The Association of Victims of Abortion (AVA) in Spain has issued a response to a study by criminal law professor Patricia Laurenzo Copello, which argues that abortion needs to be legalized in that country.

The AVA contradicted the conclusions of the study, explaining that the increase in the number of abortions in Spain is not due to the criminal system but rather to “the lack of recognition of the right of all women who are unexpectedly pregnant to have alternatives to abortion and to know all of the information about the risks, consequences and the methods used to carry out the procedure.”

Victoria Uroz, secretary of the AVA, told Europa Press that the study ignores the fact women who obtain abortions undergo “enormous social pressure and suffer from a lack of real freedom” in making their decision. Women who abort are victims of violence and ignorance because they are never told that abortion causes irreversible psychological, and sometimes physical, damage, and that it takes the life of their child.”

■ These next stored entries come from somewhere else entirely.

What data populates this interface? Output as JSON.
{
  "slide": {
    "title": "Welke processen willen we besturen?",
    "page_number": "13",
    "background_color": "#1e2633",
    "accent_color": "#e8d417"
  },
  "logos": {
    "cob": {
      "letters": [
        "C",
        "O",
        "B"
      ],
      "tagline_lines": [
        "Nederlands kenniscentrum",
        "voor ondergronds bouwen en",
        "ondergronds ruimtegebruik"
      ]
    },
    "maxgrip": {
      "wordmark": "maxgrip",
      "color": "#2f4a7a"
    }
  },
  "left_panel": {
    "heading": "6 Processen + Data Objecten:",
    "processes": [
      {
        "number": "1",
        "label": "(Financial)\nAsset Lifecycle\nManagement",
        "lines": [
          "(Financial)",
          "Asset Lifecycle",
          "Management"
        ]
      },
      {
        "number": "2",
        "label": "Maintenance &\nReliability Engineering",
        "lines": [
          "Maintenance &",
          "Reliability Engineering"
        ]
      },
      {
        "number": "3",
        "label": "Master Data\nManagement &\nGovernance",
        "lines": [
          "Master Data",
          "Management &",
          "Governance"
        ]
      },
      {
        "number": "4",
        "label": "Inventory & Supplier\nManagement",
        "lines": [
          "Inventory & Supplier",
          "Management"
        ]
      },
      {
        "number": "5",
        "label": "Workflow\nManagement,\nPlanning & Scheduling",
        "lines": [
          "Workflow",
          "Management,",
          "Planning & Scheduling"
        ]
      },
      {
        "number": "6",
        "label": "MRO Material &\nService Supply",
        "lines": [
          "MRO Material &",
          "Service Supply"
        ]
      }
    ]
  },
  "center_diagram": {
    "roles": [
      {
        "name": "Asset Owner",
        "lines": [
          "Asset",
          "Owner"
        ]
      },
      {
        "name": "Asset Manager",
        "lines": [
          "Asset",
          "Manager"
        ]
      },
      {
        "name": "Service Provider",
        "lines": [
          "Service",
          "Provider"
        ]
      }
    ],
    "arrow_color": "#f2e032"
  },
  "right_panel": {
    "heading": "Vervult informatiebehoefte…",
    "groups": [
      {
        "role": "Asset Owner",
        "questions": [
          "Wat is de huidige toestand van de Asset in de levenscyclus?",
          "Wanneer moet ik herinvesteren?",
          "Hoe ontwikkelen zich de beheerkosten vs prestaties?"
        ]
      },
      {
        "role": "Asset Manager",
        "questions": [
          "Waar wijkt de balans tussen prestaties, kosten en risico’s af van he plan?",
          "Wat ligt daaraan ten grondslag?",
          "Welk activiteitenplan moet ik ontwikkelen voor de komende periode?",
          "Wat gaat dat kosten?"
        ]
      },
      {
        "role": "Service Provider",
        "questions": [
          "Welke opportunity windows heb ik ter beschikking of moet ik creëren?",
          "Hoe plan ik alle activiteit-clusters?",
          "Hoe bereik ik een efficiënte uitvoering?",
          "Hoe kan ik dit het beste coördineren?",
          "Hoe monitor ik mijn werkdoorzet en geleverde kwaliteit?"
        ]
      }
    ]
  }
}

Uroz pointed out that the laws legalizing or regulating abortion should not be modified out of economic or political interests, but rather they should “protect women,” who often receive counseling from health care professionals who are themselves tied to abortion clinics and are the ones who in “97% of the cases” vouch for supposed risk to the mother’s psychiatric health if she goes through with her pregnancy, thus clearing the way for an abortion.

Lastly, the AVA called on health-care professionals to act with “freedom of conscience” in response to these kinds of laws, reminding them that “doctors are taught to serve and care for human life from the moment of conception, as is indicated in their code of ethics.”